Approximately 3,900 party delegates were more passive in the conference hall in Polokwane as two days of harsh debate and cheering ended so the voting can begin, the Cape Town Cape Argus informed.
Items such as message-bearing T-shirts, placards and banners were forbidden as delegates lined up in a heavy rain to cast ballots for the six party positions.
"The electoral commission is busy counting at the moment. The results will be known after six p.m. (11 a.m. EST) today," African National Congress Secretary General Kgalema Motlanthe said in his statement held during a post-elections news conference.
The delegates also made their choice regarding five other ANC leadership positions.
Jacob Zuma, the deputy leader of ANC, is the strong favorite to triumph over South African President Thabo Mbeki as party chief in the vote. The election process was postponed by two days of internal strife between supporters of the two rivals at a party congress.

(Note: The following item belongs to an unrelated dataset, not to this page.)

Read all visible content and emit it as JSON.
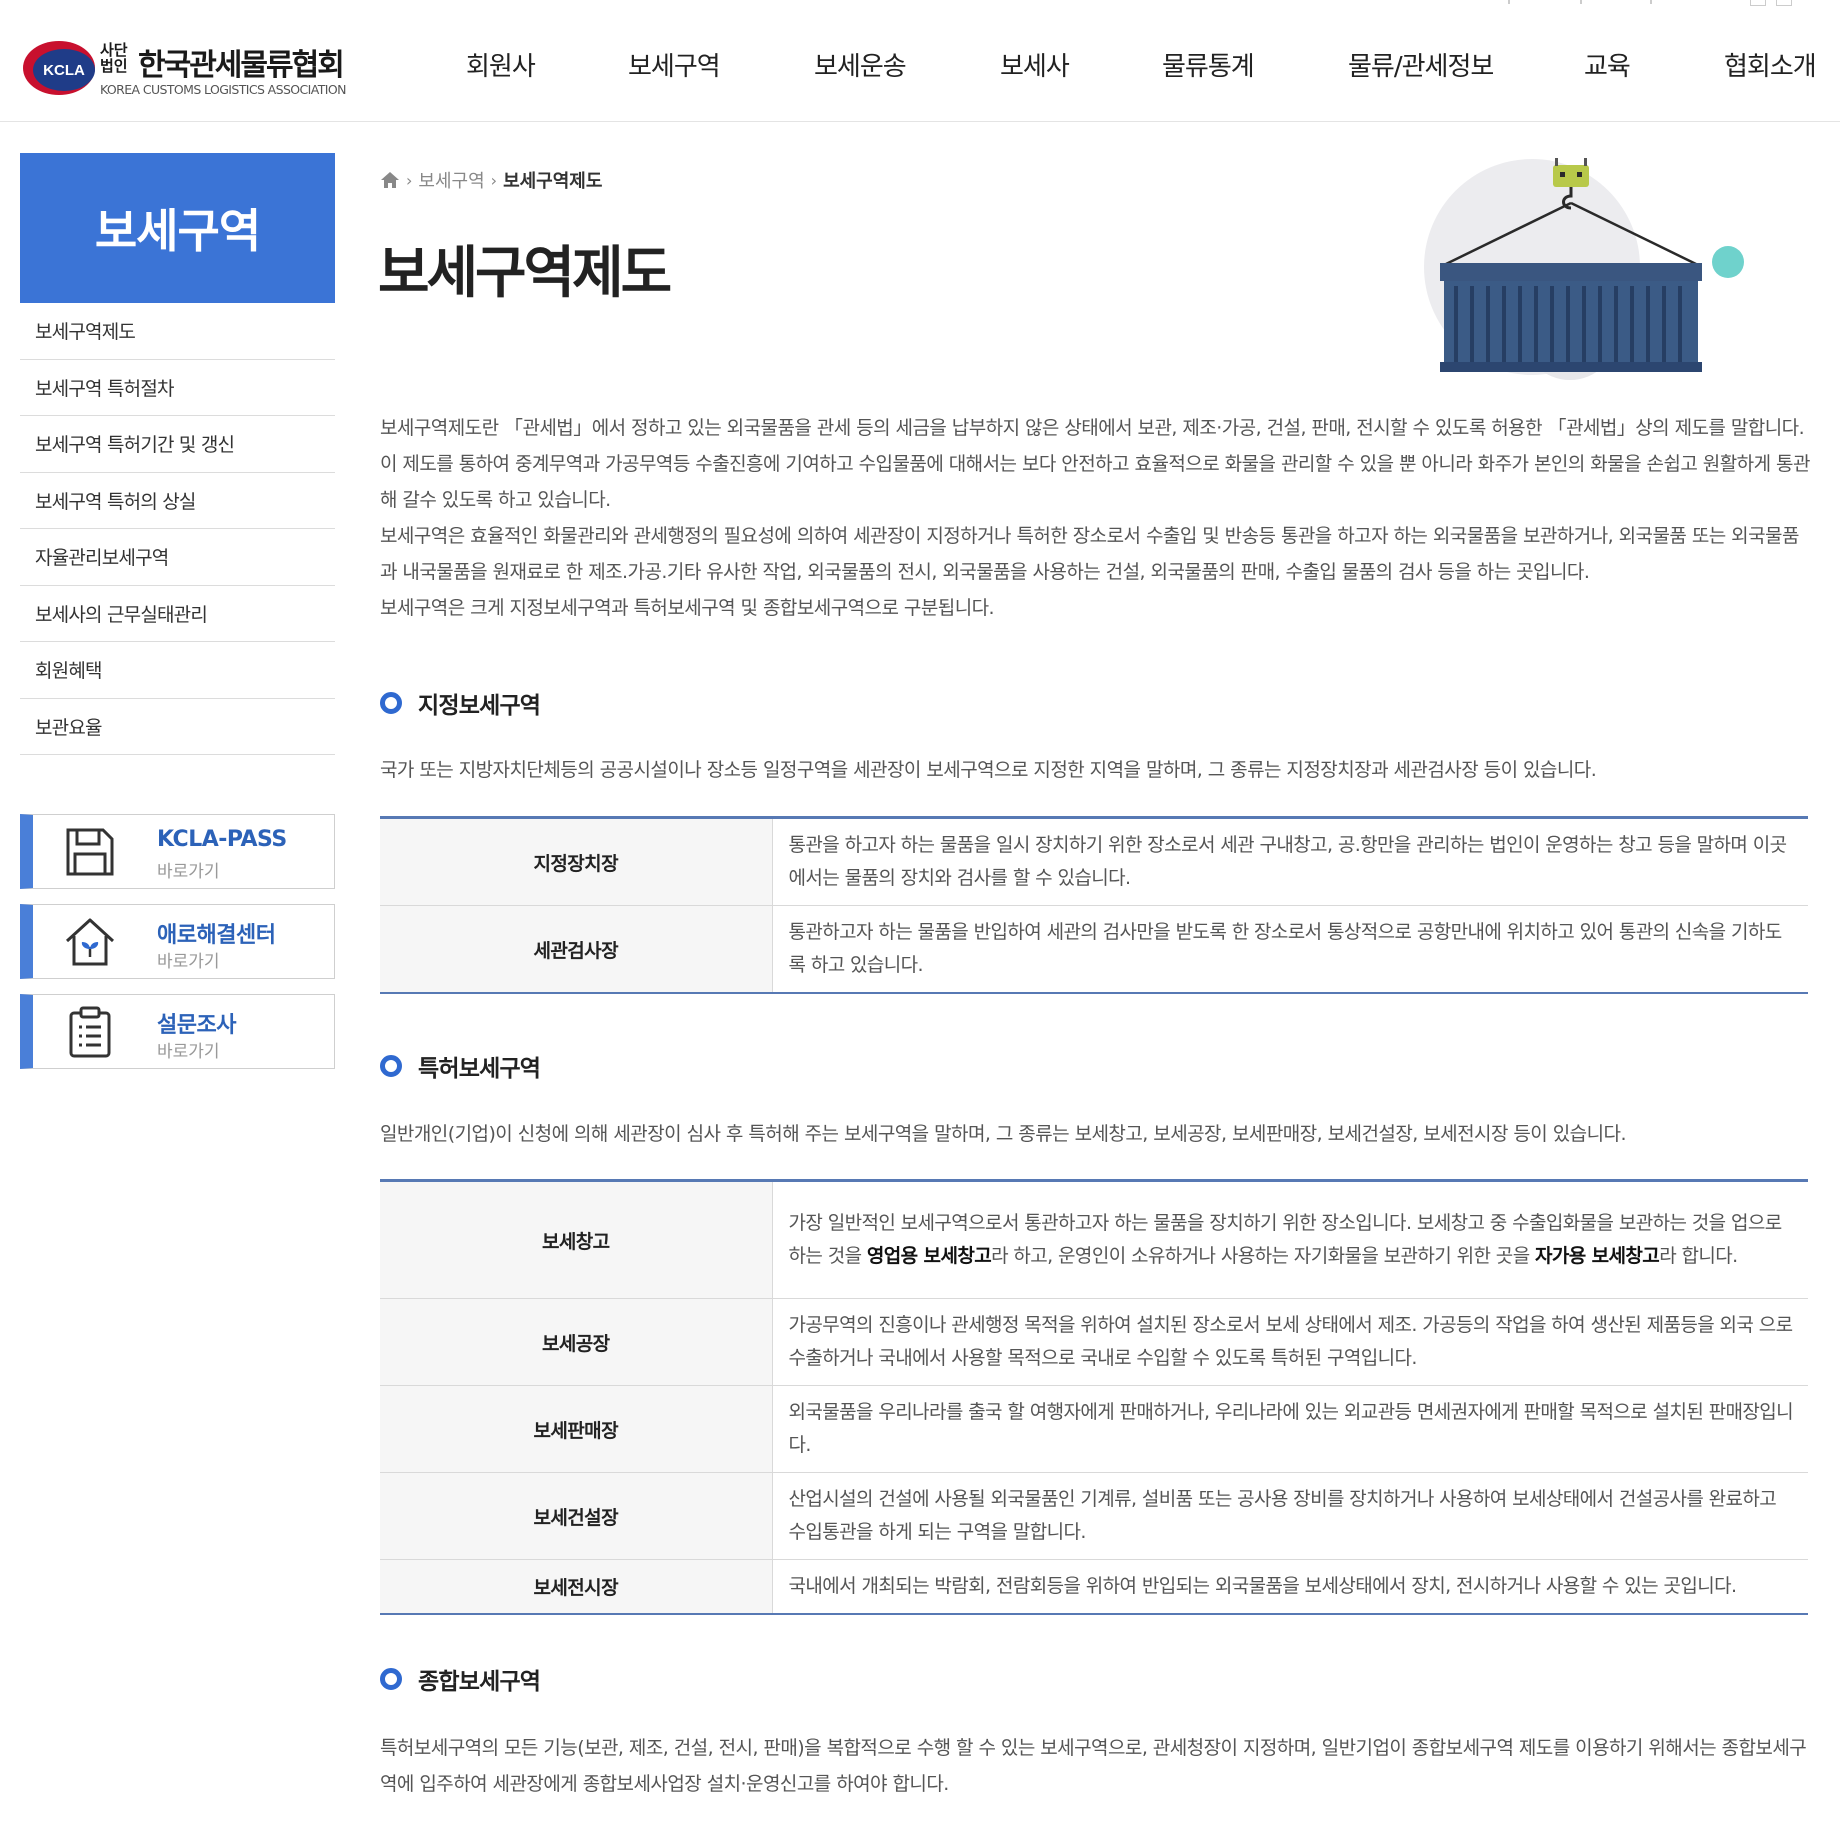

The staff responsible with the counting of the votes said the counting will be made manually and therefore the process might take some time.
If Zuma wins the top spot in the principal ANC party, he is almost certain to become president when Mbeki stands down in 2009.
Both candidates are 65. Mbeki was hand-picked by Nelson Mandela to lead the party, while Zuma is regarded as a populist due to his past. He grew up in poverty and was illiterate until his adolescence.
The African National Congress, which defines itself as a "disciplined force of the left", has been South Africa's governing party, supported by its tripartite alliance with the Congress of South African Trade Unions (COSATU) and the South African Communist Party (SACP), since the establishment of majority rule in May 1994.